Traditionally, I would have performed a Market Basket Analysis on this data, using metrics like ‘confidence, lift, and support, to reveal items that are most frequently bought together. This is commonly known as Association Rules or Affinity analysis. [See the apriori algorithm that utilizes these principles.]

But, here’s the rub: the QSR already offers combo meals to their customers. Due to this, the analysis “discovers” product groups that were historically offered together in combo meals. The analysis reveals nothing that is novel, i.e., products that were offered together were also most-frequently purchased together. This is expected because the way MBA is done traditionally is an empirical method – you will find products that were purchased together in the historical data; there’s no “projection” (so to speak) in this method.

So now I am considering an alternative approach: use cluster analysis (e.g., k-means) to identify products that cluster together. In order to prepare the data for this analysis, I can create a dummy indicator (binary flag) for each item that exist in the data set. The cluster analysis would be performed based on (all or some of) those dummy indicators to group transactions. Let’s say the cluster analysis yields five clusters. I would then look into each cluster and identify variables (dummy indicators) that are predominant in each cluster. One way to do this would be to look the ratio of between-cluster variance to within-cluster variance ($R^2$ to $(1-R^2)$) for each variable.

I briefly tested this approach, and it looks like this method is be able to look beyond what was offered together historically, and yield new product-bundle ideas (based on items that cluster together).

My questions are as follows: Does this approach make sense? Are there any references (books/papers) about this method of doing market basket analysis (aka product bundle analysis) using clustering?

Update: Please note that I am not asking how to solve the above stated problem. I have a specific solution in mind, and I am asking whether this approach has any theoretical, practical, empirical, or intuitive backing.

PS: There's a related question about this (link), but the answer — that you can use frequent itemset mining — is hardly satisfying, because this just appears to be yet another name for association rules mining. All of the following approaches/techniques would yield product that were purchased together in the past, rather than products that might not have been bought together in the past but are good candidates for bundling: association rules, affinity analysis, apriori algorithm, (and more generally) market basket analysis, and product bundle analysis.

Best Answer

k-means or clustering won't get you anywhere.

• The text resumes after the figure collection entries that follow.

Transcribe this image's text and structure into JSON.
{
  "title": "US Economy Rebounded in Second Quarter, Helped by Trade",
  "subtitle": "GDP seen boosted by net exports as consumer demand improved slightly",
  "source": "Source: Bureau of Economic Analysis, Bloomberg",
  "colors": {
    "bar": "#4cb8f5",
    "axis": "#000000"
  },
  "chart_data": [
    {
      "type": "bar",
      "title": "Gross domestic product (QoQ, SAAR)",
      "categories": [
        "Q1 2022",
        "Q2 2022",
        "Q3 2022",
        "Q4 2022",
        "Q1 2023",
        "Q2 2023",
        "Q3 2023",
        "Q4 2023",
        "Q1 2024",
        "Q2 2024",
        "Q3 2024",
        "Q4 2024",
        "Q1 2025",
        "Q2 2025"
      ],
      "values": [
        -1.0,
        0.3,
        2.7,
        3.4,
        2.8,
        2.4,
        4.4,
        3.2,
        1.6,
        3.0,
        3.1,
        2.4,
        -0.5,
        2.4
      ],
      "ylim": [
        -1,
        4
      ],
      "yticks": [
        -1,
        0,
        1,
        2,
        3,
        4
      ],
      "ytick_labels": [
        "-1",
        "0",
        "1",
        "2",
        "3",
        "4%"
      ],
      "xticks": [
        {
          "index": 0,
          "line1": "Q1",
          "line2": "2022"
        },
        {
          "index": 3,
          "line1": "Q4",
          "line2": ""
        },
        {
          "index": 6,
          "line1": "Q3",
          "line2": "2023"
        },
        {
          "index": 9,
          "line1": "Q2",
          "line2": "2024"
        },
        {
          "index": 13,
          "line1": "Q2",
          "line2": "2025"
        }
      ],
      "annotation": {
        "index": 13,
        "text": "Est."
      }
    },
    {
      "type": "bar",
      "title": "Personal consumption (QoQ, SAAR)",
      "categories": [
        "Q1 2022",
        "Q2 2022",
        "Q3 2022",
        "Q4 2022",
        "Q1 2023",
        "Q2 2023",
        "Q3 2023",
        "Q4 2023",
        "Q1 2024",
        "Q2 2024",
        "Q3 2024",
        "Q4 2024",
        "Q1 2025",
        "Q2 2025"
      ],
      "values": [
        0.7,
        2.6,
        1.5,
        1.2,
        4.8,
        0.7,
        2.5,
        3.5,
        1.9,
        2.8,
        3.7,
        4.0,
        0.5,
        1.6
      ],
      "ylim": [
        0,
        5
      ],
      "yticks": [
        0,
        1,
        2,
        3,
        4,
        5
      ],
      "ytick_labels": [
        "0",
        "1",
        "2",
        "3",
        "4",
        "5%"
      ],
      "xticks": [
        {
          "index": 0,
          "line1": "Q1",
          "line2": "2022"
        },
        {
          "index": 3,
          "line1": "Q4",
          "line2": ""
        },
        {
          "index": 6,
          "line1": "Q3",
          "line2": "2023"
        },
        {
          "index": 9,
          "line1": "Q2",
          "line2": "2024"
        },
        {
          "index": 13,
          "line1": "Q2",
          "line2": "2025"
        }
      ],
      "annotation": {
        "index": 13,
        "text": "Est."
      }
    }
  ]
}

Frequent itemset mining is most appropriate for this data type.

Yes, it will discover combos you have been offering before. But the solution is simple: clean your data.

Option 1) remove known combos

Option 2) treat known combos as a single item (i.e. customer hought combo-1, not burger and fries separately)

Option 3) ignore frequent patterns / association rules that you already use(d).

The ability to discover the combos that you had just demonstrates that it worked! Did you get anything remotely useful from k-means?!?